Rationale, aims, and objectives
Uncertainty is a complex and constant phenomenon in clinical practice. How medical students recognize and respond to uncertainty impacts on their well‐being, career choices, and attitudes towards patients. It has been suggested that curricula should do more to prepare medical students for an uncertain world. In order to teach medical students about uncertainty, we need to understand how uncertainty has been conceptualized in the literature to date. The aim of this article is to explore existing models of uncertainty and to develop a framework of clinical uncertainty to aid medical education.
Method
A scoping literature review was performed to identify conceptual models of uncertainty in healthcare. Content and inductive analyses were performed to explore three dimensions of clinical uncertainty: sources of uncertainty, subjective influencers and responses to uncertainty.
Results
Nine hundred one references were identified using our search strategy, of which, 24 met our inclusion criteria. It was possible to classify these conceptual models using one or more of three dimensions of uncertainty; sources, subjective influencers, and responses.
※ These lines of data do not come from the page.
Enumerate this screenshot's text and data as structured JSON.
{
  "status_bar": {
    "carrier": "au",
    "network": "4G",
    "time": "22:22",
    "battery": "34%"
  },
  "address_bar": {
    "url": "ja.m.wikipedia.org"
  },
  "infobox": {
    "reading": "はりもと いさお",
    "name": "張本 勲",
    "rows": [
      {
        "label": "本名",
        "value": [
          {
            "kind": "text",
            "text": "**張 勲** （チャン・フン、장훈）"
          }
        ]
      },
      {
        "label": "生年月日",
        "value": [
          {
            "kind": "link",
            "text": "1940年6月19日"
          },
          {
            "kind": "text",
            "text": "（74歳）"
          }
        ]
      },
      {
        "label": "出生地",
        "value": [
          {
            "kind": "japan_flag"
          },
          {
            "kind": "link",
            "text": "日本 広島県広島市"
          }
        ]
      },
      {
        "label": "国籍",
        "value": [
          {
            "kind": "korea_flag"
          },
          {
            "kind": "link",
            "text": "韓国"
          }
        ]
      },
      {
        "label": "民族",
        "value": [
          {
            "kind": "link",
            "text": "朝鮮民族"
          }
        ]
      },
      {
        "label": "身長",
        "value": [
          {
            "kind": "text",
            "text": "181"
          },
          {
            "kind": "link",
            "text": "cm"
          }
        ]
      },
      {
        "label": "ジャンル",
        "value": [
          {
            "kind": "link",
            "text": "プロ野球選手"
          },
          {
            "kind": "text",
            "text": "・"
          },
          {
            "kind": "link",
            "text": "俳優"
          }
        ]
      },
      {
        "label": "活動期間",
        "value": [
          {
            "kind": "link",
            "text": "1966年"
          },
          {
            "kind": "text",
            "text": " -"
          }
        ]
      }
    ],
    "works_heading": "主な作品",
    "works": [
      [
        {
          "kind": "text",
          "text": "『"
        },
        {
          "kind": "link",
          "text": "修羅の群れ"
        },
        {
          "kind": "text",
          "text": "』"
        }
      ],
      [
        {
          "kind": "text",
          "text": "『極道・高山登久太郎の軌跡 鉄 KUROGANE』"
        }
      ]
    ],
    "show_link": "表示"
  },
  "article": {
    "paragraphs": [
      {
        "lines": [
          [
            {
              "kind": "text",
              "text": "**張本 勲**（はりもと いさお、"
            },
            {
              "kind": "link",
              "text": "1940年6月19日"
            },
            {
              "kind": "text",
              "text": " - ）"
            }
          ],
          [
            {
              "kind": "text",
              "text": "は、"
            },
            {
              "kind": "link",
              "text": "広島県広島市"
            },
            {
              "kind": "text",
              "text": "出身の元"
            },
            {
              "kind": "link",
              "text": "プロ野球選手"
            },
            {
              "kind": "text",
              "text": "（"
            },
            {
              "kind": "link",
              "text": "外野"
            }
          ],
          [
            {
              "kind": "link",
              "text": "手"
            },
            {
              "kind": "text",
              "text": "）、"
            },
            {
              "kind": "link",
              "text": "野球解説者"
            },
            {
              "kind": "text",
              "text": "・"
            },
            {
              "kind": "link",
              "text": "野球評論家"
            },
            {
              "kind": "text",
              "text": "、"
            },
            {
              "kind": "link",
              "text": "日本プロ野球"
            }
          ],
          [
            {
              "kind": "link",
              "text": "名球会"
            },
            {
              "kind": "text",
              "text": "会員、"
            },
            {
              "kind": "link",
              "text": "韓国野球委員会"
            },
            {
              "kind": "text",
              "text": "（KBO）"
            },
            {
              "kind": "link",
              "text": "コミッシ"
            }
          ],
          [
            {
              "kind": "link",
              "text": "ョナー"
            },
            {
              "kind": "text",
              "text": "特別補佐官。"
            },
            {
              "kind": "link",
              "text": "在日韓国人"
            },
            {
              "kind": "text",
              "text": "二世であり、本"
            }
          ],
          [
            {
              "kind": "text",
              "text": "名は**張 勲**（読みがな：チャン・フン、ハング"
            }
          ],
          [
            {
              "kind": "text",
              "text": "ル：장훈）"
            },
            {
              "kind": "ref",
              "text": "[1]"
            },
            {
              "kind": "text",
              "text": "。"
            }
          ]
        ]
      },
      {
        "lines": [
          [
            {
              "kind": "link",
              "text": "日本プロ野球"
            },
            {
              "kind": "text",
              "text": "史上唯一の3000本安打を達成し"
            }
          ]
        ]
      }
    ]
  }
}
Exploration and further classification of these dimensions led to the development of a framework of uncertainty for medical education.
Conclusion
The developed framework of clinical uncertainty highlights sources, subjective influencers, responses to uncertainty, and the dynamic relationship among these elements. Our framework illustrates the different aspects of knowledge as a source of uncertainty and how to distinguish between those aspects. Our framework highlights the complexity of sources of uncertainty, especially when including uncertainty arising from relationships and systems. These sources can occur in combination. Our framework is also novel in how it describes the impact of influencers such as personal characteristics, experience, and affect on perceptions of and responses to uncertainty. This framework can be used by educators and curricula developers to help understand and teach about clinical uncertainty.